Should We Coach Teachers on Teaching to the Test?
Guest post by Dave Schor, EdConnective thought partner, University of Pennsylvania Graduate School of Education doctoral candidate, and regional director for Springboard Collaborative.
The current educational climate revolving around standards-based and teacher accountability has put schools of education, teacher-mentors, and teacher-coaches in a paradoxical bind. On one hand, concepts like culturally responsive teaching, pedagogical content knowledge, and differentiated instruction are being presented to preservice teachers. These progressive and critically lauded ideas are a stark contrast to elements of the drill-and-kill, test-based nature of many American classrooms. In such a landscape, do we support educators with courses and coaching around test prep or instead around progressive education topics?
"Teaching to the test" does not merely mean teaching the content that students will encounter on standardized tests. It also means teaching that content it in a way such that it literally reflects what the students will see on the test. Further, teaching to the test means teaching how to take the test, and what strategies will be best used when answers are not easily found. It means practicing in the silent, door-closed, high-pressure environment students will encounter. It means coaching students on how to properly fill in bubbles and, if necessary, erasing them thoroughly should they feel they've made a mistake.
While some of these are indeed good overall test-taking strategies and should be imparted to students at some point, they are a far cry from the theories and methods taught to young teachers. Most schools of education emphasize collaboration, creativity, varied methods, cultural sensitivity, exploration, and making connections across subject areas. The siloed and standardized nature of the exams students must take, and that teachers must give, leave little room for new teachers to employ the strategies they've learned in their respective programs.
This problem is compounded by the fact that, in many cases, students' performance on these exams directly correlates to teachers' ability to maintain employment. This is true for any school held accountable to standardized tests, not just schools performing poorly on them. Even in higher-performing districts, the pressure is on teachers to show growth: if 92 percent of your students were proficient last year, you are expected to achieve 95 percent proficiency this year.
The challenge for teacher-educators, mentors, and coaches then becomes this: hjow much do you teach your teachers about teaching to the test? Do you develop strategies to help your teachers efficiently address the test as they are likely going to have to? Do you forgo valuable lessons, discussions, and exercises on concepts like multicultural education and differentiated instruction in order to sufficiently prepare them for the drill-and-kill nature of education?
I go back and forth on this issue. It seems wise to prepare teachers for the realities they will face, and to do your best to help them develop the skills and techniques they will need to be successful in these realities. But I question the message that sends to these inexperienced teachers. Does prepping them to efficiently prep their students for the test do more harm than good? Is it simply propagating a situation in education that few scholars would agree has any educational benefit to students?
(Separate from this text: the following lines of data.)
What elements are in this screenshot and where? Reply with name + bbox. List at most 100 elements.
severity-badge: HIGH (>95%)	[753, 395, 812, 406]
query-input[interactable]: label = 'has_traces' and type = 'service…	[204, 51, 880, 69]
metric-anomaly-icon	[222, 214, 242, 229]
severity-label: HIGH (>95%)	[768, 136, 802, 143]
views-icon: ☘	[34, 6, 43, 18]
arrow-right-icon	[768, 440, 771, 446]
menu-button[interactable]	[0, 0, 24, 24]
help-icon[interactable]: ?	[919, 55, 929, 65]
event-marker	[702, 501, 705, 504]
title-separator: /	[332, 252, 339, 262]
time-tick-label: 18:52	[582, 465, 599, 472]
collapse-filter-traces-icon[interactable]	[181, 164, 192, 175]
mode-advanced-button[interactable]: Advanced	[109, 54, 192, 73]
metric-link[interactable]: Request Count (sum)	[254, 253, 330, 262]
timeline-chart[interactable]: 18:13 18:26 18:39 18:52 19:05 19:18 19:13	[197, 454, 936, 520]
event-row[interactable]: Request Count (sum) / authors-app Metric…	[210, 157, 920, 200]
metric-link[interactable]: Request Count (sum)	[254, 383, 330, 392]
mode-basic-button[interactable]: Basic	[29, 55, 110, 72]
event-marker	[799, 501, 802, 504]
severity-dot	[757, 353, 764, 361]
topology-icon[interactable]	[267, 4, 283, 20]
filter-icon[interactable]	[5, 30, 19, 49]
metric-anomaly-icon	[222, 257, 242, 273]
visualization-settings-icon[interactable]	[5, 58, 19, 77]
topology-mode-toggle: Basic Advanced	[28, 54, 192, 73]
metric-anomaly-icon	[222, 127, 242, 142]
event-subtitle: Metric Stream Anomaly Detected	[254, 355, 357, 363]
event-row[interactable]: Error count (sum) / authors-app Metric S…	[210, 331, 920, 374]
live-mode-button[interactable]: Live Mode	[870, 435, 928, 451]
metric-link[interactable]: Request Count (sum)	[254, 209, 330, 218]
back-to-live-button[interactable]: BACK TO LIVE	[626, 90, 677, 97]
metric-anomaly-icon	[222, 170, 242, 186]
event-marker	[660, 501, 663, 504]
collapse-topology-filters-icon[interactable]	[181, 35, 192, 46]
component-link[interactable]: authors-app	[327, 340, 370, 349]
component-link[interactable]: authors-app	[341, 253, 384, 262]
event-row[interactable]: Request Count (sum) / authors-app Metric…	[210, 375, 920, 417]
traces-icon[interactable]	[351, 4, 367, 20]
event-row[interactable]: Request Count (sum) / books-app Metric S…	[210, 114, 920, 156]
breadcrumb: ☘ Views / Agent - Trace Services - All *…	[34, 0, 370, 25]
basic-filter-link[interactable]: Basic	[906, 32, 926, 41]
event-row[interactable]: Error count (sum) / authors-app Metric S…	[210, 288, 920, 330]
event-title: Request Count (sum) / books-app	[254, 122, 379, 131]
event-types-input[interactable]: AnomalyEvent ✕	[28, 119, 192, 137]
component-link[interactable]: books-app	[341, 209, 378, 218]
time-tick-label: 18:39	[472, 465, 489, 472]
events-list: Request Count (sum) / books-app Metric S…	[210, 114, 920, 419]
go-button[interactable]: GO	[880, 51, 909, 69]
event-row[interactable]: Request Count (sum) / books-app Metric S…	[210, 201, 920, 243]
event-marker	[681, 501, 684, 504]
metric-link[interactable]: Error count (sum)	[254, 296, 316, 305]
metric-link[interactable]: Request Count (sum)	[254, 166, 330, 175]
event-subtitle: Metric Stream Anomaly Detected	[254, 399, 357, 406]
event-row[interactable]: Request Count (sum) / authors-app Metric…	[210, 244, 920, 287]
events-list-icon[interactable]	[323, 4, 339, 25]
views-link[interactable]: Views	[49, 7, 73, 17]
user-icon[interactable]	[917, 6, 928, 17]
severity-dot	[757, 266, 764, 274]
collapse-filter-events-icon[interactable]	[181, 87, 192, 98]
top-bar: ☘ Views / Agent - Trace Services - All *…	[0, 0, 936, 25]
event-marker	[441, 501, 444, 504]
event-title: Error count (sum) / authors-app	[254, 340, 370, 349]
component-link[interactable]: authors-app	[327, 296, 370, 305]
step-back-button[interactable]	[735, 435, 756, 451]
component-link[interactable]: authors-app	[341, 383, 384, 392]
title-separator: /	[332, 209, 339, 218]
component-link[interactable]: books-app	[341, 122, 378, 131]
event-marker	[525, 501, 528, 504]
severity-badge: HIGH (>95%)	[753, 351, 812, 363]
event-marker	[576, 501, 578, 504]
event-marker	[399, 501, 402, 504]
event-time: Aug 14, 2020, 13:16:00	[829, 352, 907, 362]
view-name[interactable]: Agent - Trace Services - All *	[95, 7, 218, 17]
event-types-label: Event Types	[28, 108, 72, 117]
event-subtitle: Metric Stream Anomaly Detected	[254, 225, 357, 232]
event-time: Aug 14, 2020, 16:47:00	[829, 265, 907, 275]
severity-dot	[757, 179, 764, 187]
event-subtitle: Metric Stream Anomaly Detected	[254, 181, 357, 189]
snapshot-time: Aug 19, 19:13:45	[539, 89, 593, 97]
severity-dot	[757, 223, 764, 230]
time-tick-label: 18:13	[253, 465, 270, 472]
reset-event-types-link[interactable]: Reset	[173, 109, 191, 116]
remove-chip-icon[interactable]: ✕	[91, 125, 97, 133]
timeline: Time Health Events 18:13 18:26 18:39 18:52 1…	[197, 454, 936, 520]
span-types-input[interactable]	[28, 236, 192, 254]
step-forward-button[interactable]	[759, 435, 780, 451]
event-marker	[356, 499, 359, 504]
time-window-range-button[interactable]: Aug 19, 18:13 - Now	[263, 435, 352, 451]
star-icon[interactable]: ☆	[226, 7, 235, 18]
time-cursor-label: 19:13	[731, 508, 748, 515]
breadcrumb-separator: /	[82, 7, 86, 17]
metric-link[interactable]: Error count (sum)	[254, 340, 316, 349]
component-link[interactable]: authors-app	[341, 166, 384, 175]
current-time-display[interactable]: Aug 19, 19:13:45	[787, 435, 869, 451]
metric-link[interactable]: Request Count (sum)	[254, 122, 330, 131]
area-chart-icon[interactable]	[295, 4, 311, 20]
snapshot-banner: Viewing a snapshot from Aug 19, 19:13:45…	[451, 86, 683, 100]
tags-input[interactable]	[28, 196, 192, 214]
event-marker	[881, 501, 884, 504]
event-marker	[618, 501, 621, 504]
The answer likely lies somewhere in between. It really rests in the hands of the teacher-educators, coaches and mentors to assess where their teachers lie in terms of readiness to be thoughtful, intentional, culturally responsible educators while grappling with the realities of the current state of education. Moreover, with regard to propagating this state, the conversations associated with whatever steps are taken to prepare teachers for the test are as important as the information disseminated. These conversations must lead to reflections on navigating realities that we as educators might not agree with, but are forced to deal with. Reminding new teachers that they can and should be agents of change working within the confines of the system is paramount. In the end, I think it is the responsibility of the teacher-educator, mentor and coach to practice what he/she preaches by determining what and how much of this issue is covered according to the strengths, dispositions, and readiness of the new teachers with whom they work.